En un giro que no sorprende a nadie, Apple ha salido al paso de las nuevas normas propuestas para su App Store en el Reino Unido, calificándolas de “altamente intrusivas”. Este miércoles, la compañía hizo oír su voz en respuesta a la Autoridad de Competencia y Mercados (CMA), que busca obligarles a modificar sus reglas sobre cómo dirigen su negocio. ¿La razón? Quieren que los desarrolladores tengan la libertad de enlazar opciones de pago fuera del App Store, lo que, según ellos, podría reducir tarifas y fomentar una competencia más saludable.
Actualmente, los desarrolladores británicos están atados de manos; no pueden dirigir a los clientes hacia alternativas fuera del App Store. Esto contrasta con lo que sucede en Estados Unidos y Europa, donde ya se permite. La CMA asegura que aunque Apple puede cobrar tarifas a los desarrolladores, estas deben ser justas y razonables, lo suficiente como para permitir que los ahorros lleguen a los consumidores o se reinviertan en innovación.
El lado oscuro de las tarifas
Pero Apple no se queda callada. Afirma rotundamente que las reglas propuestas por la CMA amenazan con socavar la innovación y la inversión. Según ellos, imponer restricciones sobre las tarifas es como abrir la puerta a una regulación de precios disfrazada. “No hay pruebas concretas”, dicen desde Apple, “de que permitir enlaces externos vaya a traducirse en ahorros para los usuarios”. Y añaden un dato contundente: solo el año pasado, su App Store facilitó más de 46.5 mil millones de libras en facturación y ventas en el Reino Unido.
CMA: Una mirada crítica
Desde la CMA han respondido con firmeza: “Nuestra consulta propone principios para asegurar que las tarifas cobradas por Apple y Google sean justas y razonables”, explican, dejando claro que no están buscando fijar precios directamente.

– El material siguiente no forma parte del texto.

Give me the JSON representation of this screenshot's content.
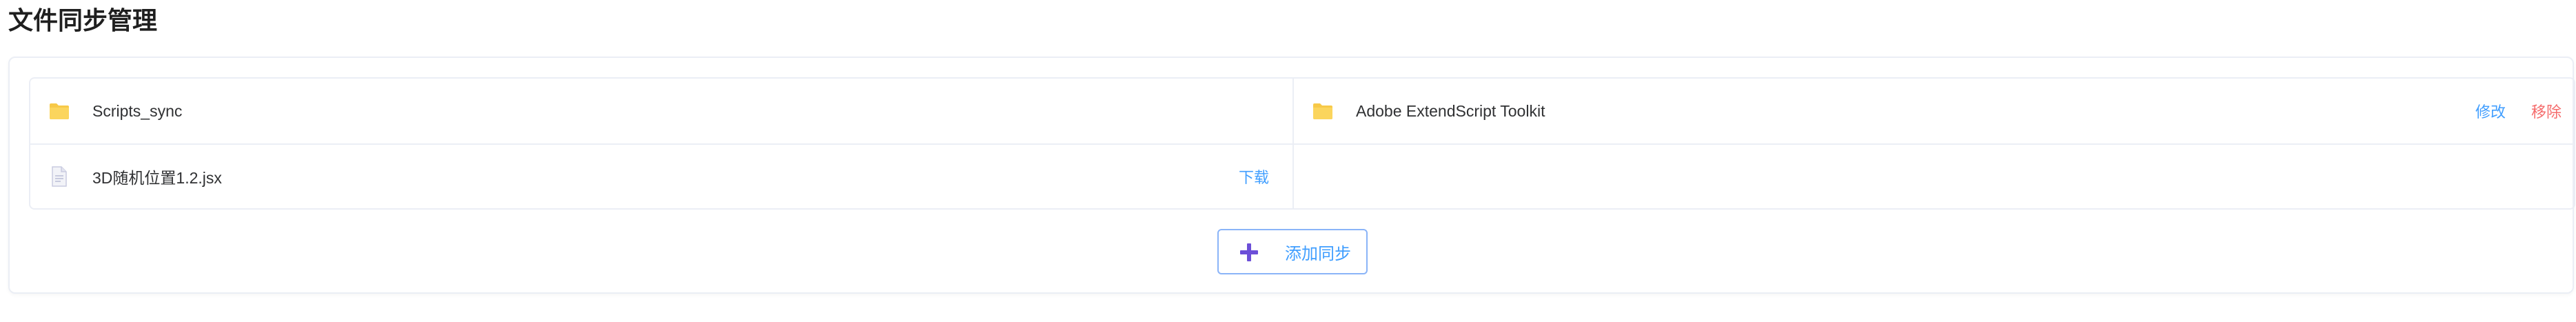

Mientras tanto, ambos gigantes tecnológicos siguen bajo el ojo crítico de las autoridades británicas tras ser designados con estatus estratégico el año pasado. Esta designación les otorga ciertas exigencias destinadas a abrir sus plataformas a una mayor competencia.
Así estamos hoy: un tira y afloja entre innovación e imposiciones regulatorias donde todos esperan ver quién sale ganando al final del día.